On Wed, 2005-06-01 at 10:35 -0700, Alon Goldshuv wrote:
> I have been working on improving the COPY command performance
> Around 40% for 15 column (mixed types) table.
> Around 90% for 1 column table.
Thats very cool.
> 2) A modified command syntax for introducing a direct single row error
> handling. By direct I mean - a row that if rejected from within the COPY
> command context does not throw an error and rollsback the whole transaction.

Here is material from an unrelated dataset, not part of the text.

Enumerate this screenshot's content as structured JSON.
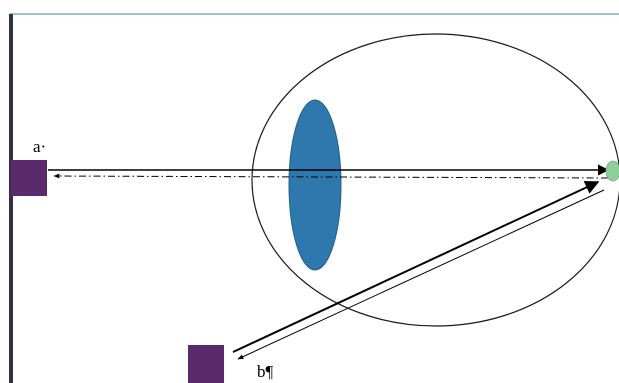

> Instead the error is caught and recorded elsewhere, maybe in some error
> table, with some more information that can later on be retrieved. The
> following rows continue to be processed. This way there is barely any error
> handling overhead. Having a recursive row isolation into smaller batches is
> extremely expensive for non-small data sets. It's not an option for serious
> users.
Can we call this the ERRORTABLE clause?
> 5) allow an ERRORLIMIT to allow control of aborting a load after a certain
> number of errors (and a pre-requisite for this is point number 2 above).
The default for which would be ERRORLIMIT 0 to give backwards
compatibility.
2) and 5) seem critical for combined usability & performance with real
world data.
I'm not clear from all of those options whether we still need a LOAD
command, based upon other issues/comments raised on this thread.
However, there are some other arguments for why it might be a good idea
to have a LOAD DATA command separate from COPY. Certainly long term
features would be easier to add with two commands. Trying to maintain
backwards compatibility just because we use COPY seems like an uphill
struggle and is going to mean we have to handle sensible new additions
as options so we don't break existing applications. The most important
one is the lock type held.
[Oracle compatibility isn't one of them, even if it did provide the
command name.]
But things will be clearer when we see the patch.
Best Regards, Simon Riggs